According to the London School of Economics, an average NPS increase of 7% correlates, on average, to a 1% growth in revenue. So, it’s definitely important. The problem is that the NPS is highly subjective, so how can you measure it in an effective way that correlates to shareholder and brand value? That’s where quality assurance comes into play.

Call center quality assurance is a series of checks and balances of the customer experience. Taking into account such things as agent performance and adherence to processes and outcomes, and it requires you to gather data, organize it, and report on outcomes.

When a tactical and strategic quality assurance framework is implemented, you’ll have a clear direction for improving your call center performance and thus CX and NPS by discovering:

  •       If there are any knowledge gaps that need to be closed
  •       What agent skill gaps require coaching
  •       Whether or not your agents have the authority to delight the customer
  •       If there are any broken or inefficient processes
  •       If there are desktop tool failures
  •       Whether there are environmental negatives having an impact

The ultimate goal of call center quality assurance is to promote a better customer experience, but that’s only possible if your CX is measured and correlated with an actual customer survey, ensuring your QA program is measuring impactful metrics.

The key is to make the facility of retrieving feedback a simple process for the customer. The surveys with the highest completion rates follow a few best practices. These include:

  •       Short: one or two concise questions.
  •       Simple: simple questions get bigger results.
  •       Immediate: the sooner you can get a customer to complete a survey, the better.
  •       Social: invite your customer to share their feedback publicly.

Some common survey methods include:

  •       A phone survey at the end of a call
  •       Email survey sent directly to the caller
  •       SMS survey link sent out after the call has ended.
  •       “Contact Us” page on your website

Best practices dictate that the quality manager should integrate surveys into the companies CRM to monitor and track NPS in a systematic method.  If the result of a call is measured on a scorecard and also through an NPS survey after a call with an agent, and if they don’t correlate, can highlight a discrepancy between the impact of the agent through the customer’s experience which will require a focus on cx improvements within the contact center.

When you give call center agents the ability to take charge of their own performance, you increase morale, reduce turnover, and improve the overall customer experience. It also gives your agents a deeper understanding of the effect they have on the customer, which motivates them to be more productive and engaged in their work. In turn, creating improvements in NPS and call center customer experience.

Conclusions

To drive shareholder and brand value, you have to start with improving your customer service by focusing on the customer experience first and foremost—providing good experiences that satisfy customer needs and positively impact customer emotions.
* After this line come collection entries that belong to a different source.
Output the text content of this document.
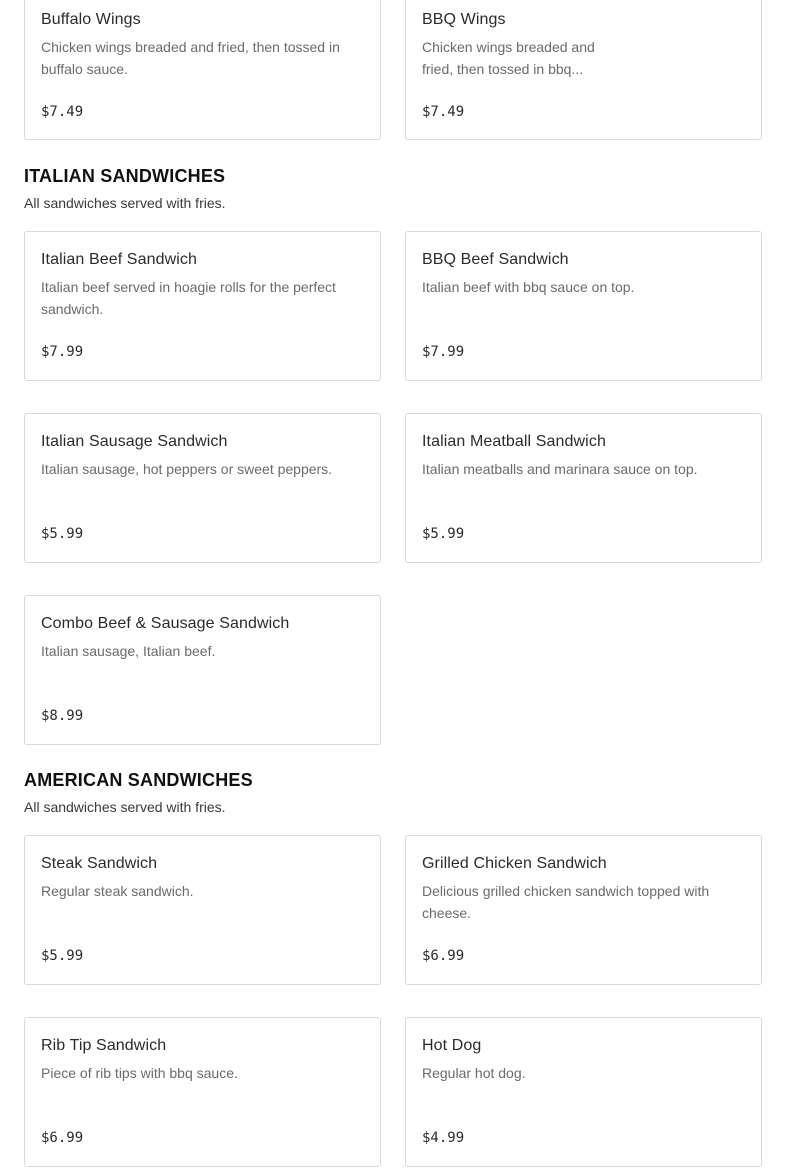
Buffalo Wings
Chicken wings breaded and fried, then tossed in buffalo sauce.
$7.49
BBQ Wings
Chicken wings breaded and fried, then tossed in bbq...
$7.49
ITALIAN SANDWICHES
All sandwiches served with fries.
Italian Beef Sandwich
Italian beef served in hoagie rolls for the perfect sandwich.
$7.99
BBQ Beef Sandwich
Italian beef with bbq sauce on top.
$7.99
Italian Sausage Sandwich
Italian sausage, hot peppers or sweet peppers.
$5.99
Italian Meatball Sandwich
Italian meatballs and marinara sauce on top.
$5.99
Combo Beef & Sausage Sandwich
Italian sausage, Italian beef.
$8.99
AMERICAN SANDWICHES
All sandwiches served with fries.
Steak Sandwich
Regular steak sandwich.
$5.99
Grilled Chicken Sandwich
Delicious grilled chicken sandwich topped with cheese.
$6.99
Rib Tip Sandwich
Piece of rib tips with bbq sauce.
$6.99
Hot Dog
Regular hot dog.
$4.99
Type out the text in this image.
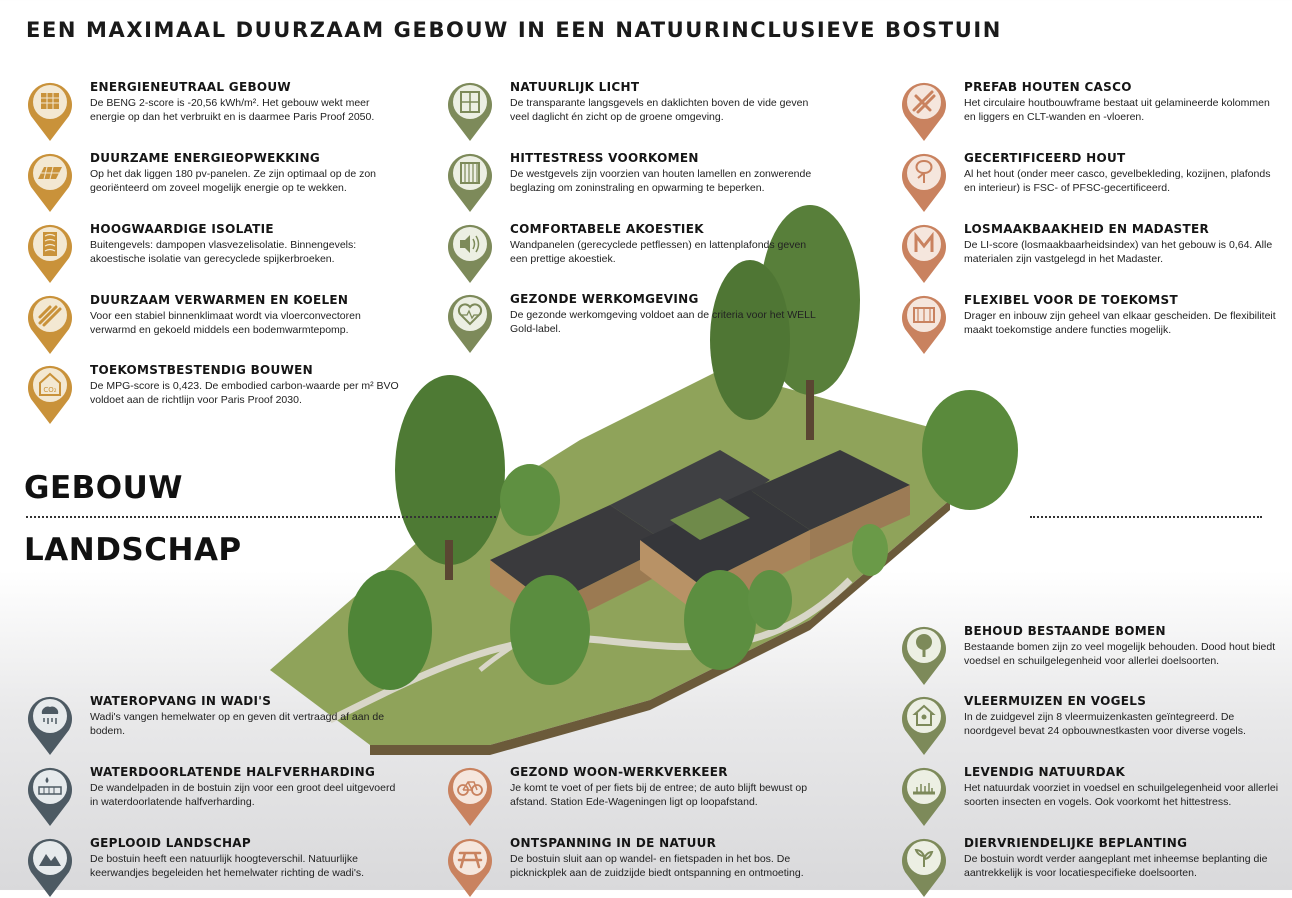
EEN MAXIMAAL DUURZAAM GEBOUW IN EEN NATUURINCLUSIEVE BOSTUIN
GEBOUW
LANDSCHAP
ENERGIENEUTRAAL GEBOUW
De BENG 2-score is -20,56 kWh/m². Het gebouw wekt meer energie op dan het verbruikt en is daarmee Paris Proof 2050.
DUURZAME ENERGIEOPWEKKING
Op het dak liggen 180 pv-panelen. Ze zijn optimaal op de zon georiënteerd om zoveel mogelijk energie op te wekken.
HOOGWAARDIGE ISOLATIE
Buitengevels: dampopen vlasvezelisolatie. Binnengevels: akoestische isolatie van gerecyclede spijkerbroeken.
DUURZAAM VERWARMEN EN KOELEN
Voor een stabiel binnenklimaat wordt via vloerconvectoren verwarmd en gekoeld middels een bodemwarmtepomp.
CO₂
TOEKOMSTBESTENDIG BOUWEN
De MPG-score is 0,423. De embodied carbon-waarde per m² BVO voldoet aan de richtlijn voor Paris Proof 2030.
NATUURLIJK LICHT
De transparante langsgevels en daklichten boven de vide geven veel daglicht én zicht op de groene omgeving.
HITTESTRESS VOORKOMEN
De westgevels zijn voorzien van houten lamellen en zonwerende beglazing om zoninstraling en opwarming te beperken.
COMFORTABELE AKOESTIEK
Wandpanelen (gerecyclede petflessen) en lattenplafonds geven een prettige akoestiek.
GEZONDE WERKOMGEVING
De gezonde werkomgeving voldoet aan de criteria voor het WELL Gold-label.
PREFAB HOUTEN CASCO
Het circulaire houtbouwframe bestaat uit gelamineerde kolommen en liggers en CLT-wanden en -vloeren.
GECERTIFICEERD HOUT
Al het hout (onder meer casco, gevelbekleding, kozijnen, plafonds en interieur) is FSC- of PFSC-gecertificeerd.
LOSMAAKBAAKHEID EN MADASTER
De LI-score (losmaakbaarheidsindex) van het gebouw is 0,64. Alle materialen zijn vastgelegd in het Madaster.
FLEXIBEL VOOR DE TOEKOMST
Drager en inbouw zijn geheel van elkaar gescheiden. De flexibiliteit maakt toekomstige andere functies mogelijk.
BEHOUD BESTAANDE BOMEN
Bestaande bomen zijn zo veel mogelijk behouden. Dood hout biedt voedsel en schuilgelegenheid voor allerlei doelsoorten.
VLEERMUIZEN EN VOGELS
In de zuidgevel zijn 8 vleermuizenkasten geïntegreerd. De noordgevel bevat 24 opbouwnestkasten voor diverse vogels.
LEVENDIG NATUURDAK
Het natuurdak voorziet in voedsel en schuilgelegenheid voor allerlei soorten insecten en vogels. Ook voorkomt het hittestress.
DIERVRIENDELIJKE BEPLANTING
De bostuin wordt verder aangeplant met inheemse beplanting die aantrekkelijk is voor locatiespecifieke doelsoorten.
WATEROPVANG IN WADI'S
Wadi's vangen hemelwater op en geven dit vertraagd af aan de bodem.
WATERDOORLATENDE HALFVERHARDING
De wandelpaden in de bostuin zijn voor een groot deel uitgevoerd in waterdoorlatende halfverharding.
GEPLOOID LANDSCHAP
De bostuin heeft een natuurlijk hoogteverschil. Natuurlijke keerwandjes begeleiden het hemelwater richting de wadi's.
GEZOND WOON-WERKVERKEER
Je komt te voet of per fiets bij de entree; de auto blijft bewust op afstand. Station Ede-Wageningen ligt op loopafstand.
ONTSPANNING IN DE NATUUR
De bostuin sluit aan op wandel- en fietspaden in het bos. De picknickplek aan de zuidzijde biedt ontspanning en ontmoeting.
When you improve customer experience, you boost brand loyalty, encourage greater spending, and increase the longevity of your customers.
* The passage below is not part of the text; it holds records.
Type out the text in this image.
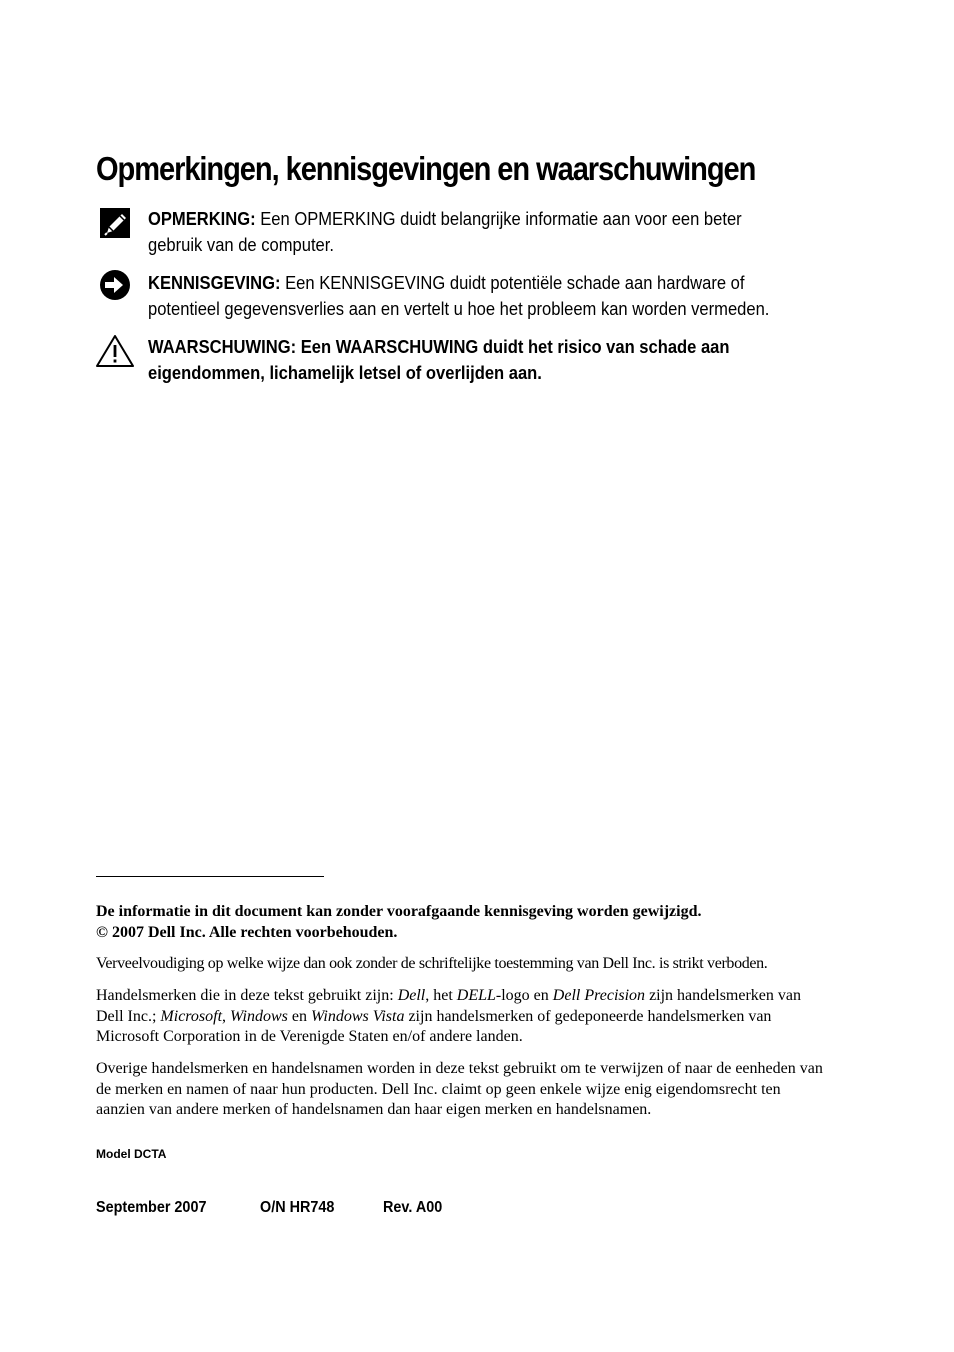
Opmerkingen, kennisgevingen en waarschuwingen
OPMERKING: Een OPMERKING duidt belangrijke informatie aan voor een beter gebruik van de computer.
KENNISGEVING: Een KENNISGEVING duidt potentiële schade aan hardware of potentieel gegevensverlies aan en vertelt u hoe het probleem kan worden vermeden.
WAARSCHUWING: Een WAARSCHUWING duidt het risico van schade aan eigendommen, lichamelijk letsel of overlijden aan.
De informatie in dit document kan zonder voorafgaande kennisgeving worden gewijzigd.
© 2007 Dell Inc. Alle rechten voorbehouden.
Verveelvoudiging op welke wijze dan ook zonder de schriftelijke toestemming van Dell Inc. is strikt verboden.
Handelsmerken die in deze tekst gebruikt zijn: Dell, het DELL-logo en Dell Precision zijn handelsmerken van Dell Inc.; Microsoft, Windows en Windows Vista zijn handelsmerken of gedeponeerde handelsmerken van Microsoft Corporation in de Verenigde Staten en/of andere landen.
Overige handelsmerken en handelsnamen worden in deze tekst gebruikt om te verwijzen of naar de eenheden van de merken en namen of naar hun producten. Dell Inc. claimt op geen enkele wijze enig eigendomsrecht ten aanzien van andere merken of handelsnamen dan haar eigen merken en handelsnamen.
Model DCTA
September 2007	O/N HR748	Rev. A00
The key is to go about enhancing the customer experience in call centers systematically and quantifiably. This requires you to understand the customer journey, align all your business objectives, offer multi-channel support, put a face to each customer, and, most importantly, build emotional connections. Implementing these actions in your call center can ensure that every interaction meets or exceeds your customers’ expectations.
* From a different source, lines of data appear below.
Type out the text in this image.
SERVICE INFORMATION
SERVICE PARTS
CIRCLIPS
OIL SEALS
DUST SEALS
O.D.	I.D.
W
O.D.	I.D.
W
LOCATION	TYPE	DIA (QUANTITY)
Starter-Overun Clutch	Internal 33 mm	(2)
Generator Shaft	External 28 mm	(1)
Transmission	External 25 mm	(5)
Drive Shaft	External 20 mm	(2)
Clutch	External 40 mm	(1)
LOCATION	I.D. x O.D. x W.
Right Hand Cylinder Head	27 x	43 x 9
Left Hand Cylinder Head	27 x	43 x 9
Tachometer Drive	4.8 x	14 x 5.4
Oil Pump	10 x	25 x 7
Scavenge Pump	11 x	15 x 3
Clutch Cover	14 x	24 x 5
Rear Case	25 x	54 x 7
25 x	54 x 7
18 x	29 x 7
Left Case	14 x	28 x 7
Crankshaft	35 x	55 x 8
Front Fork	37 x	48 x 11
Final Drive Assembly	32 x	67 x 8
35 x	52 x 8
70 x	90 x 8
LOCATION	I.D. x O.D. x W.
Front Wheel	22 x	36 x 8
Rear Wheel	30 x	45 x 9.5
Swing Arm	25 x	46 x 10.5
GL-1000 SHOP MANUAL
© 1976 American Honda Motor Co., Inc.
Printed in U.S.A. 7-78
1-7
Just remember that improving call center performance and CX is an ongoing process that requires you to take a holistic and intimate view of your call center. Ultimately, it comes down to using a combination of self-scorecards, QA, customer surveys, and NPS to see if you are missing something that could impact the customer experience in the call center, and then implementing the appropriate tactical and strategic process to reach the outcomes you want.